The Khmer Rouge tribunal said Thursday it would try the four elderly leaders of the ultra-Maoist movement that ruled Cambodia from 1975 to 1979 on a charge-by-charge basis. The decision means the tribunal will conduct a series of smaller trials of all four defendants, rather than one long and complicated trial.
The decision by the United Nations-backed court means the tribunal will divide the complex multiple charges against the four accused into segments. The four are charged with genocide, crimes against humanity, war crimes and an array of crimes under Cambodian law. What will now take place is a series of smaller trials in which specific charges against the four, and evidence related to those charges, will be heard. The court will start with the charge of crimes against humanity.
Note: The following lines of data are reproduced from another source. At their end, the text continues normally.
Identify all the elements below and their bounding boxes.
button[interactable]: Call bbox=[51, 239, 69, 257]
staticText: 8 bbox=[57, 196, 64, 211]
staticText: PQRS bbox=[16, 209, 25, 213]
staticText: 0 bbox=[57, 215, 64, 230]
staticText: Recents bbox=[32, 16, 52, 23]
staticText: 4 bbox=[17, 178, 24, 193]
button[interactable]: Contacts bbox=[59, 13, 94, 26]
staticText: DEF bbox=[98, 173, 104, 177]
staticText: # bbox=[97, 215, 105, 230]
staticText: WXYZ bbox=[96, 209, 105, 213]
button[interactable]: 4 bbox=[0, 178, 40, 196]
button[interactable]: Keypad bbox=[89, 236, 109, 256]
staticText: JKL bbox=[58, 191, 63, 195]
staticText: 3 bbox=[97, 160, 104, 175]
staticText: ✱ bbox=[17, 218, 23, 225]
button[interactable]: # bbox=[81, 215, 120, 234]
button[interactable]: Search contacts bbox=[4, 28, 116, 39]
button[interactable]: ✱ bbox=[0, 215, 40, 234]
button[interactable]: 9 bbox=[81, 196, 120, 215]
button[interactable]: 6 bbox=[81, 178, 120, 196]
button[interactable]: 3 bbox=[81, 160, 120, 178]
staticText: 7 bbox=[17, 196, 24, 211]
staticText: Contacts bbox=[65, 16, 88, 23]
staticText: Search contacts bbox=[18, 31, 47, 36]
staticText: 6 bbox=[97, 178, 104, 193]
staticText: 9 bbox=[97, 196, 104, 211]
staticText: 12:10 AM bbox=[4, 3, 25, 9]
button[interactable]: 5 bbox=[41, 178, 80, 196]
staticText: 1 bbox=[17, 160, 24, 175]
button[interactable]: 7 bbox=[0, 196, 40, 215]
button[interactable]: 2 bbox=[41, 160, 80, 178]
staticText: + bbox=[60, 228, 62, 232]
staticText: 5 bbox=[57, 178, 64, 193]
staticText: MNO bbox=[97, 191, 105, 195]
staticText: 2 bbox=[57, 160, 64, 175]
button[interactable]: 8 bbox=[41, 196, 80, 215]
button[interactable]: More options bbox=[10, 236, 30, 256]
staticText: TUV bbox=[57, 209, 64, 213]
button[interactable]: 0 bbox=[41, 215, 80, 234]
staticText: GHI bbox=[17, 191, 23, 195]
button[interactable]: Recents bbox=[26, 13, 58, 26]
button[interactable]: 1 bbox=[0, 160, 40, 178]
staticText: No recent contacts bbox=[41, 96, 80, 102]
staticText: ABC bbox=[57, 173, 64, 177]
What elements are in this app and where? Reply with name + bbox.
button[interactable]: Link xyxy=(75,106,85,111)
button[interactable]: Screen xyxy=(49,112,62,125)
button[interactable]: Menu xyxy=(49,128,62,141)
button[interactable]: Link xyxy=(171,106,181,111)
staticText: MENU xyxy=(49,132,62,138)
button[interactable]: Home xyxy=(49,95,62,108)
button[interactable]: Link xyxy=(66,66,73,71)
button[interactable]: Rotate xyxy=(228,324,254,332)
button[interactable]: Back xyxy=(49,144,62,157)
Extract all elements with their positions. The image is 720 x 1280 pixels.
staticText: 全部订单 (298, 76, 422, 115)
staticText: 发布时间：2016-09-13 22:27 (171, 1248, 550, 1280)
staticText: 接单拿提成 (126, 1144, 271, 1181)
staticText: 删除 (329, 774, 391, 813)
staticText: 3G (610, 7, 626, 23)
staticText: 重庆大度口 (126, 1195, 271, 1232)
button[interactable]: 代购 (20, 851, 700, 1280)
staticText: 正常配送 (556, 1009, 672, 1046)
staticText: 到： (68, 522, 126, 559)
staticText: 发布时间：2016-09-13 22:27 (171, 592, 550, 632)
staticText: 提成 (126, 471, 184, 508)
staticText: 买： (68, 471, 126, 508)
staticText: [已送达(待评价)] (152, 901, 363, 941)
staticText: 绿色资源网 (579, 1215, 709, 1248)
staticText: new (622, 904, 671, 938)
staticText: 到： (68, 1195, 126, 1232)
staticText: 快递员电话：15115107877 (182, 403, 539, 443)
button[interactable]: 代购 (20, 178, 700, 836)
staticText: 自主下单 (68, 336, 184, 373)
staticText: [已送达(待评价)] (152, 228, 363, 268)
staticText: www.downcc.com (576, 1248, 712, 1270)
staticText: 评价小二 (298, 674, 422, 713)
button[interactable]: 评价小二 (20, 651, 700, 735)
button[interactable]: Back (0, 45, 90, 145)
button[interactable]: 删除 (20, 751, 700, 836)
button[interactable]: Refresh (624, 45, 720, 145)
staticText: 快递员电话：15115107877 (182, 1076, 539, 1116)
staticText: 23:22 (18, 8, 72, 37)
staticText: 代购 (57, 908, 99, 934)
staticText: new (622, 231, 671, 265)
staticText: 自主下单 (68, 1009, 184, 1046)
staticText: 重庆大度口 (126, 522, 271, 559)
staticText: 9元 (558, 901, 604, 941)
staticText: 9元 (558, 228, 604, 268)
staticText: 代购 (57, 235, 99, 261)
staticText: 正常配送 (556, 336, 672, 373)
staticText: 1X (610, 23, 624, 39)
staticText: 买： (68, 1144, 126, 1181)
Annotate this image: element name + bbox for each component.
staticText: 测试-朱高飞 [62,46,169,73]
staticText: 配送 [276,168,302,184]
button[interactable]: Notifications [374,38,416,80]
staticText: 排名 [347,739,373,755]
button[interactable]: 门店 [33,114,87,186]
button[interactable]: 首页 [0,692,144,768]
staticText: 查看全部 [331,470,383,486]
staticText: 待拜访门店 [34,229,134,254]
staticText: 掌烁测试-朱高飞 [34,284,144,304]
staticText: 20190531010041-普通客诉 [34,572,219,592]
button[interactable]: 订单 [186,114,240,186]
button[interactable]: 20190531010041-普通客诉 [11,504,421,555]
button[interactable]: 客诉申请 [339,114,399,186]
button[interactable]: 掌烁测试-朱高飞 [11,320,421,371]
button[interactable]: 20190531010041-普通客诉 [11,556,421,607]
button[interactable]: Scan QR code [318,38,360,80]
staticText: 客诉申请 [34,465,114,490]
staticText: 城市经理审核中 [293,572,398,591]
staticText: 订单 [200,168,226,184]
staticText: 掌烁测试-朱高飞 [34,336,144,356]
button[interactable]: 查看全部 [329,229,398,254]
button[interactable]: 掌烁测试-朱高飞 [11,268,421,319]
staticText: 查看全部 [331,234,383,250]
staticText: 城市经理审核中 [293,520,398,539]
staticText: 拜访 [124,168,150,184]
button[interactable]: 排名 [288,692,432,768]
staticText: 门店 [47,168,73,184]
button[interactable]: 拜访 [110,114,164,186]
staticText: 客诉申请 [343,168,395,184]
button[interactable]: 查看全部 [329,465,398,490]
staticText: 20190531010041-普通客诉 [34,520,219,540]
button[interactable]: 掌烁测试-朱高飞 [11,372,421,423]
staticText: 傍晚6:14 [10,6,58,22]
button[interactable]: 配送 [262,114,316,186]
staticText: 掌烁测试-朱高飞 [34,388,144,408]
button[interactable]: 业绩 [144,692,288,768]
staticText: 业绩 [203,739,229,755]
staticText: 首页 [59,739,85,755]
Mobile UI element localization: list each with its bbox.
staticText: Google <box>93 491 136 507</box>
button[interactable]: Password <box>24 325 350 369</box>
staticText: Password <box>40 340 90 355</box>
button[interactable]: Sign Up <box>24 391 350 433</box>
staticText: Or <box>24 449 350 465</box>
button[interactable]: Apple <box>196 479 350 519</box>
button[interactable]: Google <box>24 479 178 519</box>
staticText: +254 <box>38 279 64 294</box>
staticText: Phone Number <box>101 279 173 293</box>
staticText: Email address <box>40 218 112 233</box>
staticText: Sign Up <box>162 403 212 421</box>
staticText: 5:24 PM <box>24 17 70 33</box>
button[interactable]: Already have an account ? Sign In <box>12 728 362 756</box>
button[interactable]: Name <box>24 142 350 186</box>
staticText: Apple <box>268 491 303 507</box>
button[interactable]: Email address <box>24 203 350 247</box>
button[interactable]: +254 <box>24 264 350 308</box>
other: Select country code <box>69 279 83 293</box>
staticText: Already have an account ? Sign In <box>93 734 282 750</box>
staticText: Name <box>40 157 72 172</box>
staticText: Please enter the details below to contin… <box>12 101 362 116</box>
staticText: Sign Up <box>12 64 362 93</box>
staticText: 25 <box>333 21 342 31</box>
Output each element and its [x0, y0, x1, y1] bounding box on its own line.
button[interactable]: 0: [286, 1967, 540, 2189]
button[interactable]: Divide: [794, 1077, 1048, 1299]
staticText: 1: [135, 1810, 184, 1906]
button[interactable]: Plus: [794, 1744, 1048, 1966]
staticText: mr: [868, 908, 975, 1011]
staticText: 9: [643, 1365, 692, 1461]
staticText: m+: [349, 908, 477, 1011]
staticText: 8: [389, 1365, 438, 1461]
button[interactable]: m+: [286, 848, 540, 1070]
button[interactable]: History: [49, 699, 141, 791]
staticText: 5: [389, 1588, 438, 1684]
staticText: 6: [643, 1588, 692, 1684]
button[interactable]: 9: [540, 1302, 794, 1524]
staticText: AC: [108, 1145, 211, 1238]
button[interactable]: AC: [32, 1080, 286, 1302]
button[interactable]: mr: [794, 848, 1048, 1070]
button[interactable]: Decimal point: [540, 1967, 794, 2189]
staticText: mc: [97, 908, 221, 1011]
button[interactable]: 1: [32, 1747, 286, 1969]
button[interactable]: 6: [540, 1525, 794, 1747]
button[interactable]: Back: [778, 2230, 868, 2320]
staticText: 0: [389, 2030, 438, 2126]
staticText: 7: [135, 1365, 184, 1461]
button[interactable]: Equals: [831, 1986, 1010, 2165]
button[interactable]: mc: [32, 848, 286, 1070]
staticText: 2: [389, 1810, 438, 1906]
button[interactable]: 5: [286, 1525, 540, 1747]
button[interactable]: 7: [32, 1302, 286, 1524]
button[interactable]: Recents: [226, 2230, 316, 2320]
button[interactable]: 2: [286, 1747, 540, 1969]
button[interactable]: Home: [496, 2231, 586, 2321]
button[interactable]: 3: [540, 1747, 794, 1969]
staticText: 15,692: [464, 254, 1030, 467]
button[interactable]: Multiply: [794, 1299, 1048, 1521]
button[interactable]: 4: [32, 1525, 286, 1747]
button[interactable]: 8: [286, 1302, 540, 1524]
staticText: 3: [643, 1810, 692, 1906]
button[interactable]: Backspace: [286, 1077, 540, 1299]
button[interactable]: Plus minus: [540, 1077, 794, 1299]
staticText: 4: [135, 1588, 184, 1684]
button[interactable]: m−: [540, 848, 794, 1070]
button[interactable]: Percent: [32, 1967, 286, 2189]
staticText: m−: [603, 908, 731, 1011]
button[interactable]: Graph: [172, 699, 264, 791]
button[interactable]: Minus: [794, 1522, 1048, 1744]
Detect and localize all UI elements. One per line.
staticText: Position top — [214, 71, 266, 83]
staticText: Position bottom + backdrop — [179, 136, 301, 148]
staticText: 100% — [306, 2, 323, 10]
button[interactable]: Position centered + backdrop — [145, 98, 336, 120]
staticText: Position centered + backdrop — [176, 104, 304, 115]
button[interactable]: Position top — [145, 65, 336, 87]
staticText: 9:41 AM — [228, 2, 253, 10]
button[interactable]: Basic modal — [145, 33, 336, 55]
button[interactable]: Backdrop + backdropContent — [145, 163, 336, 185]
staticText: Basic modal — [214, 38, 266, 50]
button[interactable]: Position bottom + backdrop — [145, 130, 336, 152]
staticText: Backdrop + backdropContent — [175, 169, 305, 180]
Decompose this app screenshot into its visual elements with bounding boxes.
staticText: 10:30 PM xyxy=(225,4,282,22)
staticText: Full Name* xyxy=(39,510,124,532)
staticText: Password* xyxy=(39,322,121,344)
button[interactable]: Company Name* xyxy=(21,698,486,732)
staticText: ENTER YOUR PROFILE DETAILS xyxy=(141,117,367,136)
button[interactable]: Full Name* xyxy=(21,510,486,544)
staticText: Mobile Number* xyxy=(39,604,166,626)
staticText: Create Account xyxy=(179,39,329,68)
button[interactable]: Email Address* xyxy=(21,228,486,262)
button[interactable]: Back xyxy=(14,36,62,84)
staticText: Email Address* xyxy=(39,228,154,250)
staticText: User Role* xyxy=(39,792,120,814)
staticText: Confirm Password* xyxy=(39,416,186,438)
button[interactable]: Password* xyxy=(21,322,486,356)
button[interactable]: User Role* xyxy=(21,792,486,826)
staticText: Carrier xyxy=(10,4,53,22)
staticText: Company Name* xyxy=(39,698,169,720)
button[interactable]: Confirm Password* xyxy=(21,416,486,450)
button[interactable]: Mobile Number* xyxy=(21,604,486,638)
Court spokesman Lars Olsen says the decision means the court will hand down verdicts against the elderly defendants as the trial proceeds rather than waiting until the end of a multi-year process to deliver a single verdict. Olsen says this will safeguard the interests of the victims in trying to obtain justice in a timely manner as well as the rights of the accused to an expeditious trial. He says other international tribunals of similar complexity have taken up to 10 years to reach a verdict.
Clair Duffy, who monitors the tribunal for the Open Society Justice Initiative, explains the significance of Thursday’s decision.
“It basically means that what we’re going to see is a much more focused and condensed trial take place next year - and that’ll be a portion of the indictment against these four accused people. A number of allegations but discrete ones," said Duffy. "They’ll kick off with that, and I expect that we’ll see a judgment possibly in 12-18 months on the first segment of the trial.”
The U.N.-backed court has said many times that Case Two, as the trial of the leaders is known, is the most complex since the Nazi trials at Nuremberg. The four on trial are: Nuon Chea, who was deputy to the late Khmer Rouge leader Pol Pot; Khieu Samphan, the regime’s head of state; Ieng Sary, the former foreign minister; and his wife, Ieng Thirith, who was the social affairs minister.
All four deny the charges against them.
The youngest defendant is 79, and the longer their trial drags on, the greater the chance that health problems could disrupt proceedings.
Duffy says that will have been at the forefront of the court’s mind. Other tribunals have seen elderly defendants die during trial without a verdict being delivered. The most prominent of those was the former Serbian leader Slobodan Milosevic, who died in 2006 while on trial at the International Criminal Tribunal for the former Yugoslavia.
“What we’ve seen is aged people or ailing people being prosecuted who have died during proceedings that have lasted years and years after there has been a lot of investment on many levels in those cases. So I would say one of the main reasons would be to try and circumvent that if possible,” said Duffy.
Not everyone will be satisfied with the decision. The first array of charges will deal with crimes against humanity, but will not cover those crimes as they relate to persecution on religious grounds.
The first trial segment also will not examine the charge of war crimes or the charge of genocide, which in the Cambodian context refers to the Khmer Rouge’s killings of Cham Muslim people and ethnic Vietnamese. All of those charges will be dealt with later once the first trial segment is completed.
It isn’t perfect, but the court has little choice. Some of the defendants are ailing, all are old, and the clock is ticking for this tribunal to deliver justice in whatever limited time it has left.